What does it all mean? One of the first things we learn about Yishmael is that God hears his cries when he is about to die in the desert, "ba-asher hu sham," as he is in that time and place. Whatever he may become in the future has no relevance for when he was in the desert about to die, he was a zaddik and God took cognizance of him and enabled Hagar to find water for him. Perhaps this is how we should treat those whom we have had a falling out. Perhaps we have to forgive past slights and perhaps even anticipated slights and deal with people as they are, in the moment. Perhaps a forgiving attitude will lead to a more positive relationship. We can only hope.

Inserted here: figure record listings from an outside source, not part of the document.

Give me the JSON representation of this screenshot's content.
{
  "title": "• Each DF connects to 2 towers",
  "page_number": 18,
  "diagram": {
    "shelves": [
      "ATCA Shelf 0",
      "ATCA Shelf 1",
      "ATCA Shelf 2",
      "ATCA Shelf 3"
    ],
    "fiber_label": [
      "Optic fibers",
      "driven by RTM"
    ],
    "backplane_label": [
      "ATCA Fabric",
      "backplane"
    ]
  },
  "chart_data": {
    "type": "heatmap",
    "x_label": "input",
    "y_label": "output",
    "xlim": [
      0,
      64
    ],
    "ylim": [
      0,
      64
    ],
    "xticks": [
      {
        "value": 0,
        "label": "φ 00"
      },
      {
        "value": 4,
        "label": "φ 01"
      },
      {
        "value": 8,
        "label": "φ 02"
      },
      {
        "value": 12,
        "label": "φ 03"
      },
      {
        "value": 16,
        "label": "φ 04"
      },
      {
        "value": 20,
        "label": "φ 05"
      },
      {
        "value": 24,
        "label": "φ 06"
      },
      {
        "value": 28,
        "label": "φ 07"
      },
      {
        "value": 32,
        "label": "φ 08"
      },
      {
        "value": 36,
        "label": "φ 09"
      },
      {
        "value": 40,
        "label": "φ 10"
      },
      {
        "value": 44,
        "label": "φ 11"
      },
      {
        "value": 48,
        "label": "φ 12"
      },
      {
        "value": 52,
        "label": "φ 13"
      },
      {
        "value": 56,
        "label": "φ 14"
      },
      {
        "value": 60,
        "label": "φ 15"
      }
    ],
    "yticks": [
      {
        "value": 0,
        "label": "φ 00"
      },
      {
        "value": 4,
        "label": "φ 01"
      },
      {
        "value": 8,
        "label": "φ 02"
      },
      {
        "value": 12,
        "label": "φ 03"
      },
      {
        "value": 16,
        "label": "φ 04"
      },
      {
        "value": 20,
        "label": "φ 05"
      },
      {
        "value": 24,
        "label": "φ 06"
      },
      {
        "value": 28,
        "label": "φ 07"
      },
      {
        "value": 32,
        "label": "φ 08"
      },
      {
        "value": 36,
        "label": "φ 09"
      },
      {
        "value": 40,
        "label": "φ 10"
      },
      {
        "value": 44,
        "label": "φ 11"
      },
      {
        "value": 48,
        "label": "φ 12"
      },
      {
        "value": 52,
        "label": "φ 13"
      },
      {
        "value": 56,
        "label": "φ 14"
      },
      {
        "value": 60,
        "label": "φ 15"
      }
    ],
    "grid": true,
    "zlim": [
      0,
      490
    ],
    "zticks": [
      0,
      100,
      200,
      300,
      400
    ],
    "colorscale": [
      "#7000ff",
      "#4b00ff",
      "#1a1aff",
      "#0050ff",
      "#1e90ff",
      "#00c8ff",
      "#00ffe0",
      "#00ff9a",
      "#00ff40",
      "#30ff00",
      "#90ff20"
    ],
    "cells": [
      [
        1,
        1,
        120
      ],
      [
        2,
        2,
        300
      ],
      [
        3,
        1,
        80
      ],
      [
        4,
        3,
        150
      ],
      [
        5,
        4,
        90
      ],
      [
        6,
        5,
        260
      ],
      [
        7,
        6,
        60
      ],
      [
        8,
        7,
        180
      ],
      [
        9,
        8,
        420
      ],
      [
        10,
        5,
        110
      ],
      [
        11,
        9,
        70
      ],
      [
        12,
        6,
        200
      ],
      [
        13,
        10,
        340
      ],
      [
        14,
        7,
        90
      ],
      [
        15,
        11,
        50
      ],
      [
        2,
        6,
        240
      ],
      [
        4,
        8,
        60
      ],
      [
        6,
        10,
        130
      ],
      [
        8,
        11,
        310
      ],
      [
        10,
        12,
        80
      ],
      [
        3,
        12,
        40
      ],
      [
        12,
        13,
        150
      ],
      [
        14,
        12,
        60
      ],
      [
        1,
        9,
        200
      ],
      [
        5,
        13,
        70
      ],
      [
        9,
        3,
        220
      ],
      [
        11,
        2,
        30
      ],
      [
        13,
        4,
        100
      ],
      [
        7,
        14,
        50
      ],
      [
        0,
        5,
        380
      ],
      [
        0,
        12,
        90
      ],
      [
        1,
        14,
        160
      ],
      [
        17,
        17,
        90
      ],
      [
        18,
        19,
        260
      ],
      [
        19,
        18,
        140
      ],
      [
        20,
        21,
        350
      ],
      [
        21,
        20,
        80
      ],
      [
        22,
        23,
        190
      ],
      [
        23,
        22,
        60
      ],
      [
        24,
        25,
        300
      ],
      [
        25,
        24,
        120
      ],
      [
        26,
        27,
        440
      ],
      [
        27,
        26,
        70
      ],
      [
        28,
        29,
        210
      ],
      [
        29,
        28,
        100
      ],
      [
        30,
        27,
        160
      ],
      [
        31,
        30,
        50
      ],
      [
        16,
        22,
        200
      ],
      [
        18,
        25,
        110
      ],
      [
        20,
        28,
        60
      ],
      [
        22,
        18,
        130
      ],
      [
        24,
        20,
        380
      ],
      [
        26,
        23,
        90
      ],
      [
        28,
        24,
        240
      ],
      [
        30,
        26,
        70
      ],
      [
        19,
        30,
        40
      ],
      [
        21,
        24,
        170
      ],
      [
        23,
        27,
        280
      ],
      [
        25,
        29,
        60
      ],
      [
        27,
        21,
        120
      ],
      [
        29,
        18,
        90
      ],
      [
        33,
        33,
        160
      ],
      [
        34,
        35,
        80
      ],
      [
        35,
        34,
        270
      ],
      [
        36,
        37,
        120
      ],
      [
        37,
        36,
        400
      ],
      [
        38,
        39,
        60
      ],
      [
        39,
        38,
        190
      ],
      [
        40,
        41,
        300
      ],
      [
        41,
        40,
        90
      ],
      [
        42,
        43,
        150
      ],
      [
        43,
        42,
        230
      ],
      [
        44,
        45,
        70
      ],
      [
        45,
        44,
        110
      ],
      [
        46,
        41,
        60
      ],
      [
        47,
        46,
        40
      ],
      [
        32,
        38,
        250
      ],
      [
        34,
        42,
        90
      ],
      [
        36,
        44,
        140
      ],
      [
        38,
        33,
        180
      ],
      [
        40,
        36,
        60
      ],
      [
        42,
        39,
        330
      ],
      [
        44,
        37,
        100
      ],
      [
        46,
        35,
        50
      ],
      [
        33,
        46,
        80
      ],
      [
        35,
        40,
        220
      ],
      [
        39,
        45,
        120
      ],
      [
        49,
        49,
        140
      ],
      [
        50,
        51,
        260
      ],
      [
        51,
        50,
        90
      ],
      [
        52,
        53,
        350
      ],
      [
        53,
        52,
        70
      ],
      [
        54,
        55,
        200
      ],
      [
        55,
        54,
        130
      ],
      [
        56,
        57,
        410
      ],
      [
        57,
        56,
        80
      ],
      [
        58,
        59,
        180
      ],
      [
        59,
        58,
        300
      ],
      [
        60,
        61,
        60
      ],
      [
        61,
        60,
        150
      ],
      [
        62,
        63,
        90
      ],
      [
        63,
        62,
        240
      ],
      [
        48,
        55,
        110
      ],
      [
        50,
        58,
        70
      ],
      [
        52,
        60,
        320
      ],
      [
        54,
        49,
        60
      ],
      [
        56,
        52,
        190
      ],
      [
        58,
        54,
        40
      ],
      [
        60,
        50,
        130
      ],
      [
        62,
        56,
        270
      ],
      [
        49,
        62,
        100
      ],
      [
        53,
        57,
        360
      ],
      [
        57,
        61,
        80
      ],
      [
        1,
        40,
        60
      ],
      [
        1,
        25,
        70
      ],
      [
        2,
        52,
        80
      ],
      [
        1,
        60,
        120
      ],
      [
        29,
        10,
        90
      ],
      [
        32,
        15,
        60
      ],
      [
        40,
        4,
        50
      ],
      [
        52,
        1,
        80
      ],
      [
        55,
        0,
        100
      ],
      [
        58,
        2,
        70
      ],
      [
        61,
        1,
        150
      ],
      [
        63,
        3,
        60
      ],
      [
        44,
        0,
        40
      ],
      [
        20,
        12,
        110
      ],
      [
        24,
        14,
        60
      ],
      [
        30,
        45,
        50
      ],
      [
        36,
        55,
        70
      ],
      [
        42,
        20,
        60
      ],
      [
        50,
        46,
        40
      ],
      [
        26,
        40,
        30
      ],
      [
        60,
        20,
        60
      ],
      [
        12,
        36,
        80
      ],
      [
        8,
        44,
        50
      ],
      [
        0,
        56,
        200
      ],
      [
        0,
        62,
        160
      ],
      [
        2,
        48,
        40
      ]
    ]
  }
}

Wednesday, December 16, 2009

Birthdays are for Pharaoh

Chanukah and Parashas Vayeshev (about Yosef's imprisonment in Egypt) are a bittersweet time for us at Old Broadway. Rabbi Kret's birthday was on the fifth night of Chanukah (or as he said it the fifth likhtl) and this was also the yarhzeit of the mother of our VP, Jonathan. One year, when Rabbi Kret was already in his late 80s, we had a party or a kiddush on the fifth day of Chanukah, and this party was in honor of Rabbi Kret. He spoke from the bimah and said, with some embarrassment, that Jews don't celebrate birthdays. After all, the only person who has a birthday party in the Torah is Pharaoh (in Parashas Vayeshev. And what does the Pharaoh do to celebrate - he frees one person and executes another). Nevertheless, Rabbi Kret was pleased that a party was made for him by the shul and said that despite the fact that it wasn't really a Jewish tradition, all the congregation was invited anyway.

Monday, December 7, 2009

When Avraham Avinu Visited

A year or two ago, when Chaim L was in, visiting from Israel, he told an unsual story. He recalled from his childhood in the shul, that on Friday nights it was sometimes difficult to make a minyan. Often the eight or nine men who were there would have to wait a while before the tenth showed up. On just such a night, Rabbi Kret, ztz"l explained that if a minyan is worthy, HaKadosh Baruch Hu Himself will send Avraham Avinu to make the minyan. Soon afterwards, it was a Friday night and nine men were waiting for the tenth for the minyan. It was getting late, it was raining and it was cold outside. All of a sudden, the front door opened, and a tall, thin Jew with a long gray beard walked into the vestibule. He asked Rabbi Kret where he could sit, and was directed to the front. Surprisingly, the man stepped up onto the bimah and sat down in the high backed velvet chair to the left of the aron. The man had such an austere look and a dignified face that nobody bothered to tell him that he was sitting in the president's chair. After the davenning ended, and everybody started to prepare themselves to go back out into the cold, someone asked the tall, elderly man where he lived, and, inexplicably, he pointed to the north. This didn't make sense because the nearest Jewish community to the north was several miles away. Was he really coming from that direction? After the man left, Chaim said that the congregants discussed who he was, and came to the conclusion that he must have been Avraham Avinu.